SYSTRAN / faster-whisper

Faster Whisper transcription with CTranslate2
MIT License
12.59k stars 1.05k forks source link

replace `NamedTuple` with `dataclass` #1105

Closed MahmoudAshraf97 closed 2 weeks ago

MahmoudAshraf97 commented 3 weeks ago

this is to allow conversion of Segment and Words to dict or json without recursively going through them Similar to #667 and #1104

Unlike NamedTuples, dataclasses are not iterable, so they need to be converted to a dict first

MahmoudAshraf97 commented 3 weeks ago

@extrange

all data classes should be serializable recursively using this:

from dataclasses import asdict
import json
json.dumps(asdict(your_dataclass))

let me know if this satisfies your use case and whether your PR has any other use cases that are not mentioned here

extrange commented 3 weeks ago

Thanks for looking at this!

I'm not too familiar with dataclasses, but it looks like there's an issue with parsing nested dataclasses, for example:

import json
from dataclasses import dataclass, asdict

@dataclass
class Bar:
    y: str

@dataclass
class Foo:
    x: str
    bar: Bar

baz = Foo(x="x", bar=Bar(y="y"))

out = json.dumps(asdict(baz))
# '{"x": "x", "bar": {"y": "y"}}'

The parameter bar is not parsed, nor type-checked:

Foo(**json.loads(out))
# Foo(x='x', bar={'y': 'y'})

We can do it manually, but this will break if new keys are added:

obj = json.loads(out)
Foo(x=obj["x"], bar=Bar(**obj["bar"]))
# Foo(x='x', bar=Bar(y='y'))
MahmoudAshraf97 commented 3 weeks ago

I didn't consider the parsing case tbh, is there a use case in your mind that needs converting the json back to a dataclass in faster whisper? as far as I'm concerned, these classes are pretty stable and no keys are being added or removed since a long time ago so the manual solution might not be so bad after all

This PR solves the serialization problem with minimal code changes and no additional dependencies, Pydantic might be the best solution, but I think it's overkill in this repo and requires a lot of changes that I might not be comfortable with

extrange commented 3 weeks ago

The main use case for us is when working with AWS SageMaker endpoints, for which we have to serialize parameters and deserialize the output of the transcription.
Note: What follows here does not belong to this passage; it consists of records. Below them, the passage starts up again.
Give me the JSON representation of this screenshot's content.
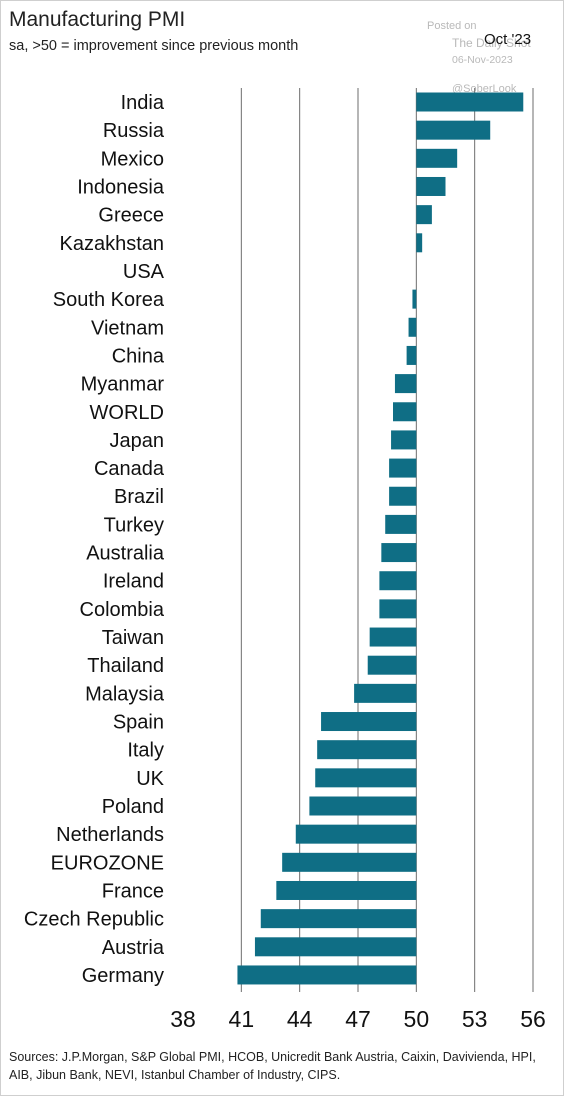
{
  "header": {
    "title": "Manufacturing PMI",
    "subtitle": "sa, >50 = improvement since previous month",
    "period": "Oct '23"
  },
  "watermark": {
    "posted_on": "Posted on",
    "site": "The Daily Shot",
    "date": "06-Nov-2023",
    "handle": "@SoberLook"
  },
  "footer": {
    "sources": "Sources: J.P.Morgan, S&P Global PMI, HCOB, Unicredit Bank Austria, Caixin, Davivienda, HPI, AIB, Jibun Bank, NEVI, Istanbul Chamber of Industry, CIPS."
  },
  "chart_data": {
    "type": "bar",
    "orientation": "horizontal",
    "baseline": 50,
    "title": "Manufacturing PMI",
    "subtitle": "sa, >50 = improvement since previous month",
    "categories": [
      "India",
      "Russia",
      "Mexico",
      "Indonesia",
      "Greece",
      "Kazakhstan",
      "USA",
      "South Korea",
      "Vietnam",
      "China",
      "Myanmar",
      "WORLD",
      "Japan",
      "Canada",
      "Brazil",
      "Turkey",
      "Australia",
      "Ireland",
      "Colombia",
      "Taiwan",
      "Thailand",
      "Malaysia",
      "Spain",
      "Italy",
      "UK",
      "Poland",
      "Netherlands",
      "EUROZONE",
      "France",
      "Czech Republic",
      "Austria",
      "Germany"
    ],
    "values": [
      55.5,
      53.8,
      52.1,
      51.5,
      50.8,
      50.3,
      50.0,
      49.8,
      49.6,
      49.5,
      48.9,
      48.8,
      48.7,
      48.6,
      48.6,
      48.4,
      48.2,
      48.1,
      48.1,
      47.6,
      47.5,
      46.8,
      45.1,
      44.9,
      44.8,
      44.5,
      43.8,
      43.1,
      42.8,
      42.0,
      41.7,
      40.8
    ],
    "xlim": [
      38,
      56
    ],
    "xticks": [
      38,
      41,
      44,
      47,
      50,
      53,
      56
    ],
    "grid": true,
    "bar_color": "#0f6e85",
    "grid_color": "#6e6e6e"
  }
}
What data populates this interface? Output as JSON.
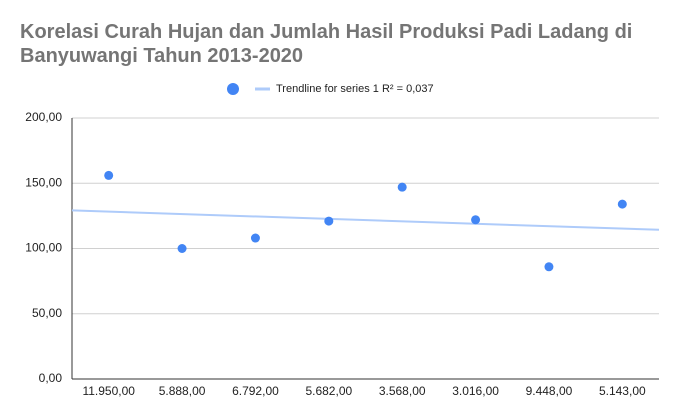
{
  "chart_data": {
    "type": "scatter",
    "title": "Korelasi Curah Hujan dan Jumlah Hasil Produksi Padi Ladang di Banyuwangi Tahun 2013-2020",
    "categories": [
      "11.950,00",
      "5.888,00",
      "6.792,00",
      "5.682,00",
      "3.568,00",
      "3.016,00",
      "9.448,00",
      "5.143,00"
    ],
    "series": [
      {
        "color": "#4285f4",
        "values": [
          156,
          100,
          108,
          121,
          147,
          122,
          86,
          134
        ]
      }
    ],
    "trendline": {
      "name": "Trendline for series 1 R² = 0,037",
      "color": "#aecbfa"
    },
    "ylim": [
      0,
      200
    ],
    "yticks": [
      {
        "value": 0,
        "label": "0,00"
      },
      {
        "value": 50,
        "label": "50,00"
      },
      {
        "value": 100,
        "label": "100,00"
      },
      {
        "value": 150,
        "label": "150,00"
      },
      {
        "value": 200,
        "label": "200,00"
      }
    ],
    "grid": true
  }
}
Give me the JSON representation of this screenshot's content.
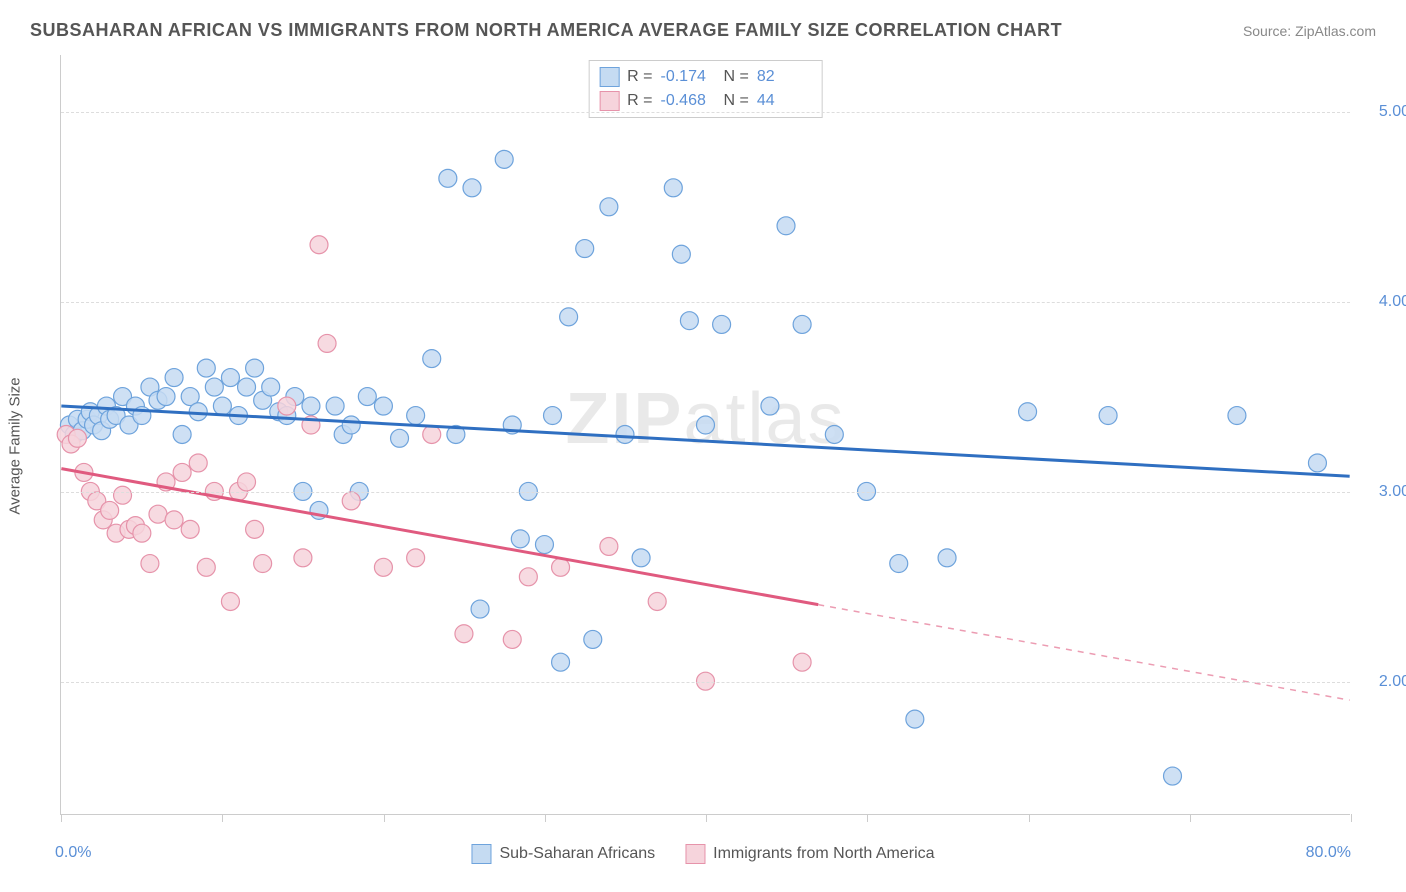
{
  "title": "SUBSAHARAN AFRICAN VS IMMIGRANTS FROM NORTH AMERICA AVERAGE FAMILY SIZE CORRELATION CHART",
  "source_label": "Source: ",
  "source_name": "ZipAtlas.com",
  "y_axis_label": "Average Family Size",
  "x_min_label": "0.0%",
  "x_max_label": "80.0%",
  "watermark_a": "ZIP",
  "watermark_b": "atlas",
  "chart": {
    "type": "scatter",
    "xlim": [
      0,
      80
    ],
    "ylim": [
      1.3,
      5.3
    ],
    "y_ticks": [
      2.0,
      3.0,
      4.0,
      5.0
    ],
    "y_tick_labels": [
      "2.00",
      "3.00",
      "4.00",
      "5.00"
    ],
    "x_tick_positions": [
      0,
      10,
      20,
      30,
      40,
      50,
      60,
      70,
      80
    ],
    "grid_color": "#dddddd",
    "axis_color": "#cccccc",
    "tick_label_color": "#5a8fd6",
    "point_radius": 9,
    "point_stroke_width": 1.2,
    "trend_line_width": 3,
    "series": [
      {
        "id": "subsaharan",
        "label": "Sub-Saharan Africans",
        "fill": "#c5dbf2",
        "stroke": "#6ea3dc",
        "line_color": "#2f6fc1",
        "R_label": "R =",
        "R_value": "-0.174",
        "N_label": "N =",
        "N_value": "82",
        "trend": {
          "x1": 0,
          "y1": 3.45,
          "x2": 80,
          "y2": 3.08,
          "dashed_from": null
        },
        "points": [
          [
            0.5,
            3.35
          ],
          [
            0.8,
            3.3
          ],
          [
            1.0,
            3.38
          ],
          [
            1.3,
            3.32
          ],
          [
            1.6,
            3.38
          ],
          [
            1.8,
            3.42
          ],
          [
            2.0,
            3.35
          ],
          [
            2.3,
            3.4
          ],
          [
            2.5,
            3.32
          ],
          [
            2.8,
            3.45
          ],
          [
            3.0,
            3.38
          ],
          [
            3.4,
            3.4
          ],
          [
            3.8,
            3.5
          ],
          [
            4.2,
            3.35
          ],
          [
            4.6,
            3.45
          ],
          [
            5.0,
            3.4
          ],
          [
            5.5,
            3.55
          ],
          [
            6.0,
            3.48
          ],
          [
            6.5,
            3.5
          ],
          [
            7.0,
            3.6
          ],
          [
            7.5,
            3.3
          ],
          [
            8.0,
            3.5
          ],
          [
            8.5,
            3.42
          ],
          [
            9.0,
            3.65
          ],
          [
            9.5,
            3.55
          ],
          [
            10.0,
            3.45
          ],
          [
            10.5,
            3.6
          ],
          [
            11.0,
            3.4
          ],
          [
            11.5,
            3.55
          ],
          [
            12.0,
            3.65
          ],
          [
            12.5,
            3.48
          ],
          [
            13.0,
            3.55
          ],
          [
            13.5,
            3.42
          ],
          [
            14.0,
            3.4
          ],
          [
            14.5,
            3.5
          ],
          [
            15.0,
            3.0
          ],
          [
            15.5,
            3.45
          ],
          [
            16.0,
            2.9
          ],
          [
            17.0,
            3.45
          ],
          [
            17.5,
            3.3
          ],
          [
            18.0,
            3.35
          ],
          [
            18.5,
            3.0
          ],
          [
            19.0,
            3.5
          ],
          [
            20.0,
            3.45
          ],
          [
            21.0,
            3.28
          ],
          [
            22.0,
            3.4
          ],
          [
            23.0,
            3.7
          ],
          [
            24.0,
            4.65
          ],
          [
            24.5,
            3.3
          ],
          [
            25.5,
            4.6
          ],
          [
            26.0,
            2.38
          ],
          [
            27.5,
            4.75
          ],
          [
            28.0,
            3.35
          ],
          [
            28.5,
            2.75
          ],
          [
            29.0,
            3.0
          ],
          [
            30.0,
            2.72
          ],
          [
            30.5,
            3.4
          ],
          [
            31.0,
            2.1
          ],
          [
            31.5,
            3.92
          ],
          [
            32.5,
            4.28
          ],
          [
            33.0,
            2.22
          ],
          [
            34.0,
            4.5
          ],
          [
            35.0,
            3.3
          ],
          [
            36.0,
            2.65
          ],
          [
            38.0,
            4.6
          ],
          [
            38.5,
            4.25
          ],
          [
            39.0,
            3.9
          ],
          [
            40.0,
            3.35
          ],
          [
            41.0,
            3.88
          ],
          [
            44.0,
            3.45
          ],
          [
            45.0,
            4.4
          ],
          [
            46.0,
            3.88
          ],
          [
            48.0,
            3.3
          ],
          [
            50.0,
            3.0
          ],
          [
            52.0,
            2.62
          ],
          [
            53.0,
            1.8
          ],
          [
            55.0,
            2.65
          ],
          [
            60.0,
            3.42
          ],
          [
            65.0,
            3.4
          ],
          [
            69.0,
            1.5
          ],
          [
            73.0,
            3.4
          ],
          [
            78.0,
            3.15
          ]
        ]
      },
      {
        "id": "north_america",
        "label": "Immigrants from North America",
        "fill": "#f6d4dc",
        "stroke": "#e693aa",
        "line_color": "#e05a7f",
        "R_label": "R =",
        "R_value": "-0.468",
        "N_label": "N =",
        "N_value": "44",
        "trend": {
          "x1": 0,
          "y1": 3.12,
          "x2": 80,
          "y2": 1.9,
          "dashed_from": 47
        },
        "points": [
          [
            0.3,
            3.3
          ],
          [
            0.6,
            3.25
          ],
          [
            1.0,
            3.28
          ],
          [
            1.4,
            3.1
          ],
          [
            1.8,
            3.0
          ],
          [
            2.2,
            2.95
          ],
          [
            2.6,
            2.85
          ],
          [
            3.0,
            2.9
          ],
          [
            3.4,
            2.78
          ],
          [
            3.8,
            2.98
          ],
          [
            4.2,
            2.8
          ],
          [
            4.6,
            2.82
          ],
          [
            5.0,
            2.78
          ],
          [
            5.5,
            2.62
          ],
          [
            6.0,
            2.88
          ],
          [
            6.5,
            3.05
          ],
          [
            7.0,
            2.85
          ],
          [
            7.5,
            3.1
          ],
          [
            8.0,
            2.8
          ],
          [
            8.5,
            3.15
          ],
          [
            9.0,
            2.6
          ],
          [
            9.5,
            3.0
          ],
          [
            10.5,
            2.42
          ],
          [
            11.0,
            3.0
          ],
          [
            11.5,
            3.05
          ],
          [
            12.0,
            2.8
          ],
          [
            12.5,
            2.62
          ],
          [
            14.0,
            3.45
          ],
          [
            15.0,
            2.65
          ],
          [
            15.5,
            3.35
          ],
          [
            16.0,
            4.3
          ],
          [
            16.5,
            3.78
          ],
          [
            18.0,
            2.95
          ],
          [
            20.0,
            2.6
          ],
          [
            22.0,
            2.65
          ],
          [
            23.0,
            3.3
          ],
          [
            25.0,
            2.25
          ],
          [
            28.0,
            2.22
          ],
          [
            29.0,
            2.55
          ],
          [
            31.0,
            2.6
          ],
          [
            34.0,
            2.71
          ],
          [
            37.0,
            2.42
          ],
          [
            40.0,
            2.0
          ],
          [
            46.0,
            2.1
          ]
        ]
      }
    ]
  }
}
For now we're using a helper library which we've pinned to specific commits of faster-whisper.

MahmoudAshraf97 commented 3 weeks ago

You can still use Pydantic validation, at least for type checking

import pydantic
from faster_whisper.transcribe import Segment

@pydantic.dataclasses.dataclass
class Segment(Segment):
    ...

Segment(
    **{
        "id": "invalid_id",
        "seek": 0,
        "start": 0.0,
        "end": 1.0,
        "text": "transcription",
        "tokens": [1, 2, 3],
        "avg_logprob": 0.1,
        "compression_ratio": 0.1,
        "no_speech_prob": 0.1,
        "words": None,
        "temperature": 1.0,
    }
)
ValidationError: 1 validation error for Segment
id
  Input should be a valid integer, unable to parse string as an integer [type=int_parsing, input_value='invalid_id', input_type=str]
    For further information visit https://errors.pydantic.dev/2.9/v/int_parsing

When this PR is merged, you can use the wrapper to add pydantic type validation to the existing dataclass instances, these instances can be passed to any function that expects an instance of the original classes

since the parameters don't contain nested dataclass instances, deserialization should work perfectly, and you can deserialize the transcription results without going through them recursively

extrange commented 3 weeks ago

That's a nice solution. Pydantic supports nested stdlib dataclasses so I think this will also work for us (since maybe the deserialization use case isn't sufficient to have pydantic as an additional dependency).

We'll probably still use Pydantic models for parameter passing into .transcribe(), since we need to serialize/deserialize the arguments to/from JSON.